I genuinely don't know what point you're trying to make. Are you saying different costs of living are inherently bad or inequality is bad? The latter makes sense but doesn't make sense with your previous statement. It just feels like you're doing the opposite of comforting the commenter's feelings, it seems you're trying to apply an interpretation with a very negative connotation when a much more reasonable, simpler, fitting one exists. Like do you think the screenshot is the uber wealthy bragging about how much they spend or someone complaining about the cost?
I'll agree with you, I don't think I've made my point all that well. That most recent comment you're replying to here was rushed and did a poor job, that's my bad!
I didn't really want to make it about COL at all, and I've asked myself why, and I think I take issue with the way it papers over deeper problems sometimes (but to be fair, the opposite thing where people don't understand COL differences is super frustrating).
I have several issues with it, it turns out, and you may end up rejecting them all, but I did a shit job earlier and you asked what I meant, so here goes. Gonna be long lol, sorry. But yeah, complaining about wealth disparity, not COL, but also COL doesn't invalidate my complaints, IMO.
It's my understanding that folks on the lowest rungs of the socioeconomic ladder do fare worse, the higher the COL. So while things scale (that's the idea after all), I don't think pay scales evenly across compensation ranges. I have to acknowledge that I have no source on this and I may have a shaky basis for that belief. I should probably improve my rigor there. It does look like homelessness is higher, per capita, in larger cities, which seems like at least a very rough proxy for my assertion. So that's one problem for me, COL doesn't erase that magnitude or make it more in reach necessarily, for the chronically broke.
Not all goods and services are priced locally. People making high COL wages have inherent advantages over people making low COL wages when paying for anything that isn't priced locally.
That issue really extends far when you apply it abroad to things like aid that could be given to people for whom even a single dollar a day can be a tangible improvement. I'm placing this separately because we all value the well being of one another differently by proximity, unfortunately, so some folks may accept #2 as a problem and not see #3 as their concern. I do personally try to give what I can charitably, split between local food banks and sort of "maximizing impact wherever".
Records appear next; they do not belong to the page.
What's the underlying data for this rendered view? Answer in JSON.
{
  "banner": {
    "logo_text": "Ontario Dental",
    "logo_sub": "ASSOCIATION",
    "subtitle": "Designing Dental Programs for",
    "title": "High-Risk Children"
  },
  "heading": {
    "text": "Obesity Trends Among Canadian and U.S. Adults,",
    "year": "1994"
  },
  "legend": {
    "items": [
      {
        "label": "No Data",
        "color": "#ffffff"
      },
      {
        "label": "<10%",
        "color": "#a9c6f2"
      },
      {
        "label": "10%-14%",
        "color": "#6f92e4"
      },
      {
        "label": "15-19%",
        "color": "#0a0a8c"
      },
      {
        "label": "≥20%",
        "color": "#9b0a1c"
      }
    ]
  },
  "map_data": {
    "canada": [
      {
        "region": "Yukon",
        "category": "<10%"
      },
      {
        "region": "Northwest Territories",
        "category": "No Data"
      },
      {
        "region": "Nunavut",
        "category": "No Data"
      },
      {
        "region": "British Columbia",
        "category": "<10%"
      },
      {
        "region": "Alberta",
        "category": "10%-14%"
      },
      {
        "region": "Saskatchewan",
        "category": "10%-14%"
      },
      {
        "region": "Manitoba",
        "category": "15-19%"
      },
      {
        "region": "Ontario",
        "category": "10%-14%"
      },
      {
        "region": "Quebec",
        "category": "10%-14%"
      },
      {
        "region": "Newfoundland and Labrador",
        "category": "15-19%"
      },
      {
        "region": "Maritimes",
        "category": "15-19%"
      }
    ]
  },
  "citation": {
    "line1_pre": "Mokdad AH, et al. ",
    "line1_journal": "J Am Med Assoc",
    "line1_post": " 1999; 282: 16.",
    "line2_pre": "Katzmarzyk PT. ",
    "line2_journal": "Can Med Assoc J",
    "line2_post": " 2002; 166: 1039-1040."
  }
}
At any rate, folks who feel badly disadvantaged due to these do fit into what I meant by the "versions of life" phrasing, but I mostly intended just the chronically broke there. You can be broke enough, basically anywhere in the US, such that roughly everyone you know never uses professional paid childcare, priced moderately or otherwise. So COL only goes but so far for that reason too.
But to be clear, I was thinking of wasteful rich people. We both made an assumption about what kind of people/situation the original content referred to, neither is really more valid than the other. I absolutely understand that COL has big impacts and is sometimes left out. But there's a lot of nuance to COL, and I don't really feel I need to make a disclaimer about it to make statements like I did. It's fine if you disagree.
Edit: minor phrasing
When you have 3+ kids that are young.